Let me illustrate this by taking the classic example of a market for any goods/service which is regulated - either in the form of dual-pricing (food grains through PDS) or price controls (petrol or diesel). The incentive distortions and inefficiencies in such markets have been discussed in earlier posts. Prof Arrow's theorems would have it that the specific social/political objectives (say, food security) can be achieved through the market mechanism and by transferring the proportionate cash subsidy directly into the hands of the targeted beneficiaries.
Such subsidies are ubiquitous in India - public transport, public utility services, farm inputs, weaker section housing etc. Assuming Arrow's theorem to be correct, then the way forward would be to dismantle the price controls and target the equivalent subsidies directly to the bank accounts of the intended beneficiaries.
The benefits would be two-fold. One, the market distortions caused by price controls would immediately disappear and the suppliers (including private ones) could compete to deliver services efficiently. Second, benefits would now be more effectively targeted, thereby avoiding much of the wastage and pilferage that characterize the current arrangement.
However, I foresee two major problems with this approach - one on the implementation side and the other on more theoretical considerations.
1. Targeting presumes perfect knowledge about the identity of the beneficiaries. Maintaining the accuracy of beneficiary identification has traditionally been the 800-pound gorilla in India's welfare administration. The complex nature of India's society and polity, heavily politicized welfare administration, and widely-pervasive and excruciating poverty exacerbates the beneficiary identification challenge.
2. The assumption of competitive markets in these sectors is questionable. Many infrastructure segments are classic monopolies and capital intensive and therefore not easily amenable to efficiency promoting competition. Further, given the under-developed markets, the often weak supply-side may not be able to always match up to the massive and increasing demand.
However, there are answers to such challenges. If the UID/Aadhar gets rolled out according to plan, then targeting suddenly becomes easier. In fact, UID-linked bank accounts have the potential to be a game-changer in the transfer of subsidies directly as cash. Further, the only thing worse than a market with monopolistic structure is one that is not only monopolistic but is also inefficient (due to price controls). To that extent, there is a very strong case to be made that the subsidies should be reimbursed to the targeted beneficiary instead of having a dual-price market. In any case, cushioning supply shocks will always require governments to often step-in with an active role with various policies, including maintenance of buffer stocks and aggressive open market operations on it.

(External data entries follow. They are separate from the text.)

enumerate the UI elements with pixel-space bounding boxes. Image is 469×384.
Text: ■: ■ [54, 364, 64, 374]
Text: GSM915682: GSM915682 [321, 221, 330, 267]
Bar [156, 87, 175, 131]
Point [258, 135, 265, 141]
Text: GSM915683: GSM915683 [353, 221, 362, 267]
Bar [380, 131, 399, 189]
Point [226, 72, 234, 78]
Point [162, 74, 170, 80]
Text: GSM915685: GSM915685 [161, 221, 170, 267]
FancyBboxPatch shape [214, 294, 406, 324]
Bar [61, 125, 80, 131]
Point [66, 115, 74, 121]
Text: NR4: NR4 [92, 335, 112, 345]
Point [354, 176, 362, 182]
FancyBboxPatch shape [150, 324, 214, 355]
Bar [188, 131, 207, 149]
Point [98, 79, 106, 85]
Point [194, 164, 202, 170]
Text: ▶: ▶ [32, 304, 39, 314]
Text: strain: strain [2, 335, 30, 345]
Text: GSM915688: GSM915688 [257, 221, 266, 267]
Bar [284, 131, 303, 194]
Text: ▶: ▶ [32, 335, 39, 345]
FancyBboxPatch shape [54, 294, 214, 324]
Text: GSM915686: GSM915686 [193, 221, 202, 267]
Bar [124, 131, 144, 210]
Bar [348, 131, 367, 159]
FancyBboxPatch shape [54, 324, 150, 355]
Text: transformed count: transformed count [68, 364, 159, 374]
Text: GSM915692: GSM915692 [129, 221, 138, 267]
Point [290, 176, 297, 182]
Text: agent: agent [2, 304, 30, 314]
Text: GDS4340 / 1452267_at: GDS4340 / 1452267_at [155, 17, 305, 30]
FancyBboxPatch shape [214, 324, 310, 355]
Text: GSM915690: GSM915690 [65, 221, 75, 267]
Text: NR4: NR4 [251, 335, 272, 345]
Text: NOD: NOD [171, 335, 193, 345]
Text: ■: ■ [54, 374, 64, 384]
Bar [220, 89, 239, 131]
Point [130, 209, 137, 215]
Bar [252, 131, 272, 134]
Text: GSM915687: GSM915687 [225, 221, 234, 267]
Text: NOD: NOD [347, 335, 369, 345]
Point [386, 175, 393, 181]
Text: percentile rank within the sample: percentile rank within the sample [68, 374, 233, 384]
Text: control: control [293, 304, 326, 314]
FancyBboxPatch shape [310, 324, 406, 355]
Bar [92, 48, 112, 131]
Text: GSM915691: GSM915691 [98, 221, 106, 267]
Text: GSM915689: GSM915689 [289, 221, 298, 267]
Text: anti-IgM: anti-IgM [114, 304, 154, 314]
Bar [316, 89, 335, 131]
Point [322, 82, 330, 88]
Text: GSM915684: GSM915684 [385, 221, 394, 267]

Let me describe the current subsidies-based arrangement as S and the proposed cash-transfer based one as C. The balance sheet for S is that while it is easy to implement, it creates considerable market distortions and massive pilferage/wastage. In contrast, though C is difficult to implement, it avoids many of the market distortions, besides being more cost-effective in terms of the net public expenditure. On the balance, it cannot be denied that C produces far less incentive distortions than S. In simple terms, C is superior to S if its net benefits exceeds that of S.
Let C(d) be the incentive distortions caused by C and S(d) that caused by S.
Let C(w) be the wastage/pilferage generated by C and S(w) that by S.
Le C(i) be the measure of logistics of implementation of C, and S(i) that of implementation of S.
On the balance, the net cost of implementation of S is a measure of S(d) + S(w) + S(i), and that of C will be C(d) + C(w) + C(i). Further, as is clear from the aforementioned reasoning, C(d) < S(d), C(w) < S(w), and C(i) < S(i). Adding them
S(d) + S(w) + S(i) > C(d) + C(w) + C(i)
(S(d)+S(w)+S(i))-(C(d)+C(w)+C(i)) > 0
Therefore, the total cost of S will always be larger than C for any S or C interventions.
The choice of policy alternatives becomes very clear with this formulation. With UID-linked bank accounts, C(i) stops being a major problem, and to that extent the cost differential between S and C widens. As already discussed, the incentive distortions and wastage/pilferage is much less with cash transfers than with subsidized regimes. On the balance, cash transfers score over price controls and dual-pricing.